When the Birds Fly South
- Dust cover of the first edition
- Author: Stanton A. Coblentz
- Language: English
- Genre: Fantasy
- Publisher: The Wings Press
- Publication date: 1945
- Publication place: United States
- Media type: Print (hardback)
- Pages: 223

= When the Birds Fly South =

1945 novel by Stanton A. Coblentz

When the Birds Fly South is a lost race fantasy novel by American writer Stanton A. Coblentz, defined as a "significant tale ... involving avian theriomorphy." It was first published in hardcover by The Wings Press, Mill Valley, California in 1945 and reprinted in 1951. Its importance in the history of fantasy literature was recognized by its republication by the Newcastle Publishing Company as the twenty-third volume of the Newcastle Forgotten Fantasy Library in April, 1980. The Newcastle edition was the first paperback edition, and had a new introduction by the author. Later editions were issued by Arno Press (1978) and Borgo Press (1980).

==Plot summary==
Dan Prescott, an American adventurer, discovers the hidden valley of Sobul in a mountainous region of Afghanistan, inhabited by a strange race of winged people known as the "Ibandru". He falls in love with one of them, Yasma, and they marry in a scene of general celebration. When fall comes, however, the Ibandru abandon their valley to fly south with the birds for the winter.
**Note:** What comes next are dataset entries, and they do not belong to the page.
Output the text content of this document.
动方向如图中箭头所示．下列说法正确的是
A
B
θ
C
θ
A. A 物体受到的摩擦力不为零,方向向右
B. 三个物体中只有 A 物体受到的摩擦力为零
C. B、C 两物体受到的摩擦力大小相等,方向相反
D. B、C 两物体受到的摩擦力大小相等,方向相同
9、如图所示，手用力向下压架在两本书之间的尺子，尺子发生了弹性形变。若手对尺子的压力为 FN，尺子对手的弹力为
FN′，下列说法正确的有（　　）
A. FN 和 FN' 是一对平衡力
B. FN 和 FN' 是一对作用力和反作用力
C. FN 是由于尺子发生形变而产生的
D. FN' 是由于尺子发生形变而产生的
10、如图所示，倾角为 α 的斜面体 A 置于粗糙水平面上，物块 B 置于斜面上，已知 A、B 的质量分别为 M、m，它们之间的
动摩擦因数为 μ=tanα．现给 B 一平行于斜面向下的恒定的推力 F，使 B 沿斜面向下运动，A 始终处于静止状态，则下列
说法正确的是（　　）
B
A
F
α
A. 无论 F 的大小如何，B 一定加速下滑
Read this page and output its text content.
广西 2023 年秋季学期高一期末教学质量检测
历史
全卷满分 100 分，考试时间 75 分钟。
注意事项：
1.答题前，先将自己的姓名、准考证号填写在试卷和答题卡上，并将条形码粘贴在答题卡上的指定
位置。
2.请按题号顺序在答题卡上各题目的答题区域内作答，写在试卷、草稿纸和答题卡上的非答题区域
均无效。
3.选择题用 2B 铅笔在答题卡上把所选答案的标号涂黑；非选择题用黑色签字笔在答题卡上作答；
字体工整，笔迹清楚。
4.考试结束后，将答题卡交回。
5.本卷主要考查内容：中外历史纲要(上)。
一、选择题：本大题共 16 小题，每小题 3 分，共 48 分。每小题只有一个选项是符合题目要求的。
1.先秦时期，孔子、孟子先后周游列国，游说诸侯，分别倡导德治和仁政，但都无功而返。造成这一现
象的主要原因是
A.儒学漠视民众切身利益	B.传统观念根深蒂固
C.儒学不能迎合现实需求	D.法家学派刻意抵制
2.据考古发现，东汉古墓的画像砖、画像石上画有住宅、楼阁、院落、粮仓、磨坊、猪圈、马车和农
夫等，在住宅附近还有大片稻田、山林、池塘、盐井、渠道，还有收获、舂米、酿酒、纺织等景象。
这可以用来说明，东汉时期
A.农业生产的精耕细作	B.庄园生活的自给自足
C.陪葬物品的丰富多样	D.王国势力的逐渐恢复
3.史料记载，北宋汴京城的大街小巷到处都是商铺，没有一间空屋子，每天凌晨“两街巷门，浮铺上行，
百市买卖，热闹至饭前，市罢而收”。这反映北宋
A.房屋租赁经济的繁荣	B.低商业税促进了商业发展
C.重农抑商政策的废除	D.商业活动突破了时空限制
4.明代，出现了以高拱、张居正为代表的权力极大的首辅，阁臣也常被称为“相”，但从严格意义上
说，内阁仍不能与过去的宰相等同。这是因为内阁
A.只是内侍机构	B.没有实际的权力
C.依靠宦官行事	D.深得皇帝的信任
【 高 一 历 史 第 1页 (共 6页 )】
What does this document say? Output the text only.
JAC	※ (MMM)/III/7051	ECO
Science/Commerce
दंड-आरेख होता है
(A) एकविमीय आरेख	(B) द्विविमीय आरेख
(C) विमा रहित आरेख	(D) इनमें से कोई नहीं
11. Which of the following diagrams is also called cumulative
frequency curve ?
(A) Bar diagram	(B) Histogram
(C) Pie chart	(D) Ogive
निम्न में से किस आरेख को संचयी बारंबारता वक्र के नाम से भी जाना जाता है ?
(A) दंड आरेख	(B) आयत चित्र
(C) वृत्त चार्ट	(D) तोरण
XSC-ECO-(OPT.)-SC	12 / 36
Unable to bear the loss of Yasma, Prescott pleads with her to remain with him rather than participate in the traditional migration, with tragic consequences for his marriage.

==Reception==
According to Gertrude Atherton, "Not only has this remarkable book a high fiction value, but the style, rich and chromatic, is a poet's prose (not 'poetical prose'), and the descriptions, wild, varied, and magnificent, are unsurpassed by any I have ever read."